Subsetting

Background on Subsetting

Subsetting data is the process of taking a representative sample of your data in a manner that preserves the integrity of your database, e.g., give me 5% of all transactions or pull all data associated with customers who live in California. If you do this naively, your database will break foreign key constraints or you’ll end up with a statistically non-representative data sample. Here are a few situations in which you might find subsetting data to be important or necessary:

  1. You’d like to use your production database in staging or test environments (sans the PII) but the database is very large so you want to use only a portion of it.

  2. You’d like a test database that contains a few specific rows from production (and related rows from other tables) so you can reproduce a bug.

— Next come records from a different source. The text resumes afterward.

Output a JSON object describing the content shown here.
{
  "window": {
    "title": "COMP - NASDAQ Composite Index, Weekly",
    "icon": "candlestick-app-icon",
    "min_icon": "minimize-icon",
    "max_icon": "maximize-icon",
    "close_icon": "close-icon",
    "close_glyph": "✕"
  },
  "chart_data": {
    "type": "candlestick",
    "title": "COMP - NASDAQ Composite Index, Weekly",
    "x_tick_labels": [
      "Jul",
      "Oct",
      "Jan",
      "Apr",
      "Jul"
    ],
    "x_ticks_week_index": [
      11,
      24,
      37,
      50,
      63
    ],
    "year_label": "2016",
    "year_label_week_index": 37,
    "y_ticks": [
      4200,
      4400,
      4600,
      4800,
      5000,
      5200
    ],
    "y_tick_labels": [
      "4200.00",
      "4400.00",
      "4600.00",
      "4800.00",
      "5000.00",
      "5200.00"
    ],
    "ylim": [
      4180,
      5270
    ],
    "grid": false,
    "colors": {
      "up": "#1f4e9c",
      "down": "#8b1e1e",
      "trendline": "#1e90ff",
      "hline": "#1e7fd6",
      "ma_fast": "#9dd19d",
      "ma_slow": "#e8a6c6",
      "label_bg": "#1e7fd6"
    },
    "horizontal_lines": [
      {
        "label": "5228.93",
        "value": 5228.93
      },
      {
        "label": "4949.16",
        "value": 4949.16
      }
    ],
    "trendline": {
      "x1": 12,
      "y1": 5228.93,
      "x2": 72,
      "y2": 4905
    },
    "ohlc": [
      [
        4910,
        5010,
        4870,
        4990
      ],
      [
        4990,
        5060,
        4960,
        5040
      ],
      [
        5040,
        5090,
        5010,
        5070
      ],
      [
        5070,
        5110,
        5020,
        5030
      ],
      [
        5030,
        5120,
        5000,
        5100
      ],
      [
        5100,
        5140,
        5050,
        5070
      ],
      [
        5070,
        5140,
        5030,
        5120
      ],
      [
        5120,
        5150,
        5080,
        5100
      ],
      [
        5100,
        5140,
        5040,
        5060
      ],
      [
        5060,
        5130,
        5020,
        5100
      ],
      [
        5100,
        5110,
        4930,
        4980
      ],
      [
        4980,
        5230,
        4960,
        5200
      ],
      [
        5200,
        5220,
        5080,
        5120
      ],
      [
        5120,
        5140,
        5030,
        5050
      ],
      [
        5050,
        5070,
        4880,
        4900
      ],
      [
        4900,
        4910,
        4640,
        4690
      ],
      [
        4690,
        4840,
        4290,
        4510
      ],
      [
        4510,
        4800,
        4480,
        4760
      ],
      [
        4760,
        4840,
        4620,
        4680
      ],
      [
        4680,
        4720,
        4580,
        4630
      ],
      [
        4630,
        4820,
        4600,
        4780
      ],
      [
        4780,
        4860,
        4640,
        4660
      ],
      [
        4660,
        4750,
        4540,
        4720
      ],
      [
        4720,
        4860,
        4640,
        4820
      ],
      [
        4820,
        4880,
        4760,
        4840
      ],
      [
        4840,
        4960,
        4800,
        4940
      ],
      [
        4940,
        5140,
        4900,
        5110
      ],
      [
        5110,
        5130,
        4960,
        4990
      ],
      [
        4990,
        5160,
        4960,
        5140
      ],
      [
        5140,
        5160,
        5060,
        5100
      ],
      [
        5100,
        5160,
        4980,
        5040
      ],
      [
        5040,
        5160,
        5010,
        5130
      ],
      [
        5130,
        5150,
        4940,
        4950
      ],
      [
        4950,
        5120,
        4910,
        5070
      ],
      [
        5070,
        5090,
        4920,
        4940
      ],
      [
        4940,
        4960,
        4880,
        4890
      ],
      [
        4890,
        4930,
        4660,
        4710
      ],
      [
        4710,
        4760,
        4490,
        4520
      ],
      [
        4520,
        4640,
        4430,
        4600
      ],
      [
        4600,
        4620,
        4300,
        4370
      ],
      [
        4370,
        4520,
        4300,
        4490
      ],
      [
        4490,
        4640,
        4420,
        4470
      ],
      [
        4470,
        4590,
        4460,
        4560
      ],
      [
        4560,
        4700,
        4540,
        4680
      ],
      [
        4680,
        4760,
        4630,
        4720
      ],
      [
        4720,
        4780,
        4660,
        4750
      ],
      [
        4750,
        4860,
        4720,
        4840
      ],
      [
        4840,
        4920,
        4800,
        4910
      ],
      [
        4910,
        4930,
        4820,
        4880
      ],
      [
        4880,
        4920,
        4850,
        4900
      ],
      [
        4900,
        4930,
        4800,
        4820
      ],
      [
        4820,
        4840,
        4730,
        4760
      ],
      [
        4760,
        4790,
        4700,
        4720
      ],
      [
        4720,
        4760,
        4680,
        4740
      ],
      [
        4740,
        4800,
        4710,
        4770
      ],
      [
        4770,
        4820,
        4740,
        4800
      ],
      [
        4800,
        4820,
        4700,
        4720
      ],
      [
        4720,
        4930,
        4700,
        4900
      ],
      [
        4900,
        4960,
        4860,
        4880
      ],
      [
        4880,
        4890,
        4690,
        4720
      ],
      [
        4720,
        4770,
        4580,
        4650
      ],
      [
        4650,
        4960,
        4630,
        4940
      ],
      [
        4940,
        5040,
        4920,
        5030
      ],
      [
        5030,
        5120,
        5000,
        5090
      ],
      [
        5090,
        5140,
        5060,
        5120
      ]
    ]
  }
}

  3. You want to share data with others but you don’t want them to have all of it.

You can learn more about our approach to subsetting in these two technical blog posts here and here. Our commercial subsetter included in the Tonic platform is a highly optimized and more performant version of our open source subsetter: https://github.com/TonicAI/condenser.

Subsetting Configuration

When subsetting is enabled the database is subsetted before any table or column transformations are applied. All subsetting occurs before data is transferred to the destination database to ensure that no sensitive data is leaked.

In order to subset, your source database needs either foreign key constraints or you need to manually defined relationships per the instructions in the Workspace section

  1. Subsetting must first be enabled

  2. Specify your target table(s) and either a Percentage or Where Clause to limit the records from this table that you want to keep in the output. You can pick as many targets are you want, Tonic will automatically figure out which rows from other tables need to be included to hit these targets.

  3. A list of all tables that will have data included in the output subset based on foreign key constraints

  4. A list of all tables that will be truncated in the output subset

Subsetting does not drop excluded tables from the output schema. The entire schema is copied to the output regardless of what data is included in the subset.